И далее — общая судьба: темная камера Петровской тюрьмы, где Анна Васильевна прожила с мужем целый год, затем переселение в частную квартиру — раньше, пока не завершилось строительство дома, там жила Трубецкая, рождение второго сына, дорога на поселение, буря на Байкале — страшная, опрокидывающая и ломающая суда "сарма", болезнь ребенка и рождение в пути третьего сына, чиновничьи проволочки — все это слилось в одну черную полосу, иногда прорезаемую яркой вспышкой радости — рождение ребенка, его первые шаги, сердечные беседы в длинные зимние вечера с подругами по несчастью, письма из России… Через много лет, в 1861 году, уже пережив поселение в Кургане, затем определение в рядовые на Кавказ, барон Розен напишет в "Записках" проникновенные, полные нежности слова о жене, об их неповторимой любви, вспыхнувшей первым признанием зимой 1824 года, во взаимном влечении и не потускневшей в страшные и прекрасные годы, прожитые в Сибири.

Любовь трагически и дерзновенно соединила еще одну пару: француженку Камиллу Ледантю и декабриста Василия Петровича Ивашева.

Восторженный поэт А. И. Одоевский даже стихи написал в честь этого события:

По дороге столбовой Колокольчик заливается, Что не парень удалой Мягким снегом опушается;
Нет, то ласточка летит По дороге, красна девица, Мчатся кони… От копыт Вьется легкая метелица.
Кроясь в пухе соболей, Вся душою вдаль уносится, Из задумчивых очей Капля слез за каплей просится…
Грустно ей… Родная мать Тужит тугою сердечною: Больно душу оторвать От души разлукой вечною.
Сердце горю суждено, Сердце надвое не делится: Разрывается оно… Дальний путь пред нею стелется.
Но зачем в степную даль Свет-душа стремится взорами? Ждет и там ее печаль За железными затворами.
С другом любо и в тюрьме! В думе мыслит красна девица: "Свет он мне в могильной тьме. Встань, неси меня, метелица!"

Но прежде чем метелица встала и понесла, прежде чем свет-душа девица отправилась в Сибирь, произошли события воистину удивительные.

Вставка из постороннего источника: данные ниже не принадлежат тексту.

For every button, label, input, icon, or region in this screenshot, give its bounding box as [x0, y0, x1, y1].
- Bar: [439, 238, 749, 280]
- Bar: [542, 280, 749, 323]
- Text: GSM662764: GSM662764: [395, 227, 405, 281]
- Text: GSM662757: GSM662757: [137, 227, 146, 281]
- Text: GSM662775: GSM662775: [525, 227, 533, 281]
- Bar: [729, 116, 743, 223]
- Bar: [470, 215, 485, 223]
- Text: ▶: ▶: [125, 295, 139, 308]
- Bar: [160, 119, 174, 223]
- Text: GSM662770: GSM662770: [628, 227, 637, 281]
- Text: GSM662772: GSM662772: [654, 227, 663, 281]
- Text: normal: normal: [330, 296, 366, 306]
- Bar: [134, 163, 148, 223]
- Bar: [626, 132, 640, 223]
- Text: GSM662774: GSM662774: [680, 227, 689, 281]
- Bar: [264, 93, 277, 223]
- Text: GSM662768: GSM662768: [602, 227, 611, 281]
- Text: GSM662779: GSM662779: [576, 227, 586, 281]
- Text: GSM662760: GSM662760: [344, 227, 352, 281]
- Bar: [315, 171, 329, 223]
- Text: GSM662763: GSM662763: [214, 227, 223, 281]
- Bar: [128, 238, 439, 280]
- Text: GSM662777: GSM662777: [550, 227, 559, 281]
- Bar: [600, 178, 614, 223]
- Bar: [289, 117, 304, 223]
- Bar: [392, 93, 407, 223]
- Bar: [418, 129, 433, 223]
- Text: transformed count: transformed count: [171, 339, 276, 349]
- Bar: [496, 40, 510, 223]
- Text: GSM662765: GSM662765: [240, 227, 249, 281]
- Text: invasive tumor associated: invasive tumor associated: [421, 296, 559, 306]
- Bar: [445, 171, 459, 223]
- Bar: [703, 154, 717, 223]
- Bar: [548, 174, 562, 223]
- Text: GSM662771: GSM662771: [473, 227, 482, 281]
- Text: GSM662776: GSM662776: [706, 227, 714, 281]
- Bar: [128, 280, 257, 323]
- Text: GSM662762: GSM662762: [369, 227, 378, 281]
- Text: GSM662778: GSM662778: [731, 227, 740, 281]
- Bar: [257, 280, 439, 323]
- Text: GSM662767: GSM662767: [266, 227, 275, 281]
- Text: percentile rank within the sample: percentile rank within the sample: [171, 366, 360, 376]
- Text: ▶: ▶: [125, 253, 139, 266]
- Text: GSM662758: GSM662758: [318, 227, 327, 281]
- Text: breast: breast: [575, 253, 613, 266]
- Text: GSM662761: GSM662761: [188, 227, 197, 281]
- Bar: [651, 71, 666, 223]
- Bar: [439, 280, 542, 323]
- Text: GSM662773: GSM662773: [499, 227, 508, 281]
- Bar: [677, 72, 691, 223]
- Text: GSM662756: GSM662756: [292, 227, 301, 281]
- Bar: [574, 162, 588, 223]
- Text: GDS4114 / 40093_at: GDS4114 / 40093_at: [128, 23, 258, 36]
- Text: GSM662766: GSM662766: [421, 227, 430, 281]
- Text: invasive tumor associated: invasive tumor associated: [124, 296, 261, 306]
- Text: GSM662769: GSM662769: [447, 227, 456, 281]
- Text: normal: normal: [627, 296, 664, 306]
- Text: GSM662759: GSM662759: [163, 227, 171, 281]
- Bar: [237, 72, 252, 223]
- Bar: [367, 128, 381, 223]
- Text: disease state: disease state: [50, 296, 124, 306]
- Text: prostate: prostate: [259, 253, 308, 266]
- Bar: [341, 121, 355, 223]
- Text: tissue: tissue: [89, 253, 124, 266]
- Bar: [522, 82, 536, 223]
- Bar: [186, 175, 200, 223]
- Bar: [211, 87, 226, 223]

Обратимся к "Запискам" декабриста Николая Васильевича Басаргина:

"Перед выходом нашим из Читы с другом моим Ивашевым случилось такое событие, которое, видимо, показало над ним благость провидения. Я, кажется, упомянул прежде, что он, Муханов и Завалишин по собственной просьбе остались в прежнем маленьком каземате. Там было свободнее и покойнее. Я нередко, с разрешения коменданта, бывал у них и просиживал по нескольку часов, другие товарищи также посещали их. В свою очередь, и они ходили к нам… Ивашев, как я замечал, никак не мог привыкнуть к своему настоящему положению и, видимо, тяготился им. Мы часто говорили об этом между собою, и я старался, сколько можно, поддержать его и внушить ему более твердости. Ничто не помогало. Он был грустен, мрачен, задумчив. Раз как-то на работе Муханов отвел меня в сторону, сказал мне, что Ивашев готовится сделать большую глупость, которая может стоить ему жизни, и что он нарочно решился мне сказать об этом, чтобы я, с моей стороны, попробовал отговорить его. Тут он мне объяснил, что он вздумал бежать, и сообщил все, что знал об этом.